How does mac = 0x00005e000165 appear on the server Load balancer-1 device? Are all 36 packet loss packets on the server Load balancer-1 device?
Log on to the Server Load balancer-1 device and find that the virtual MAC address of a group of VRRP (VRID = 101) is actually mac = 0x00005e000165, which is the same as the MAC address of the mobile gateway, what is puzzling is that the configuration of the Server Load balancer device has not been changed for a year. But why does the mobile operator change the MAC address?
To avoid service impact, bind the MAC address of the mobile gateway immediately
Solution:
Bind the MAC of mobile gateway 223.1.5.1 to the g1/0/3 Port
Telnet10.10.10.12 \ log on to S5800
Interface GigabitEthernet1/0/3
Mac-address static packet -5e00-0165 vlan 5
I called the mobile operator and learned that the previous night, the mobile operator added another bras device in the data center and made the master-slave VRRP. The VRID was exactly 101, when VRRP is set up, the MAC address is not random, but from VRID 101 MAC = 2017-5e00-0165, VRID 102 MAC = 2017-5e00-0166 .......... And so on.

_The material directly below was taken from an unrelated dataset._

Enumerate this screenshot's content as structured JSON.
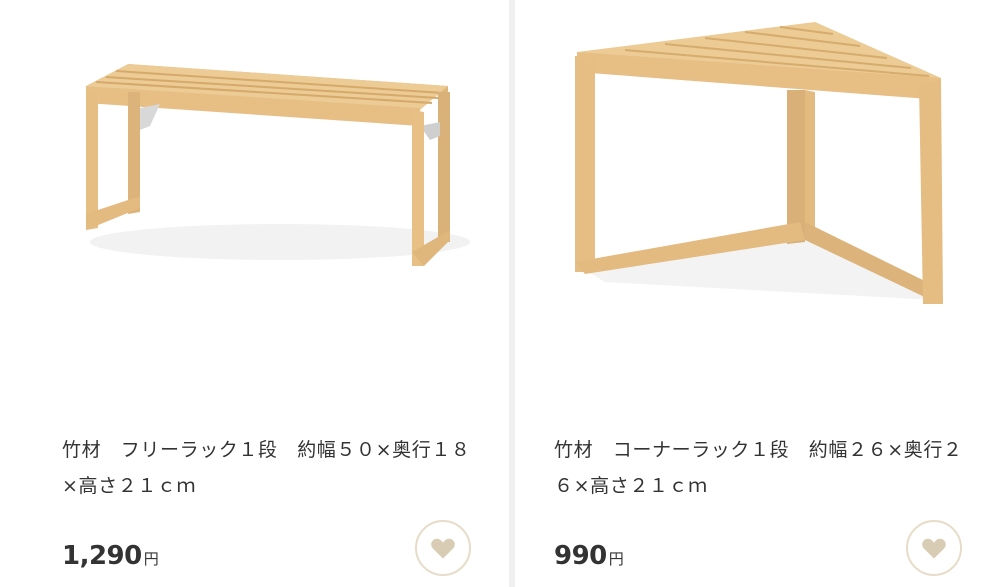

However, neither the BRAS device nor the Server Load balancer device has the vrrp method real-mac option to obtain the MAC address of the real interface, which leads to MAC address conflicts ........
Currently, many devices have VRRP hot backup, but they are not configured or do not support the real MAC address function.
Careful friends may have discovered that this is a vulnerability caused by VRRP that can affect large-scale network faults!
Some switch debugging and configuration commands are used in this article, which are hard to be found online, such as the configuration method of traffic statistics and Debugging commands in H3C hidden mode. You can learn from them.
I wrote this article to explain to my friends a network troubleshooting method, that is, the result of establishing a mathematical model based on known conditions is unique, the reason for the non-logical error is that the given known conditions are incorrect !!!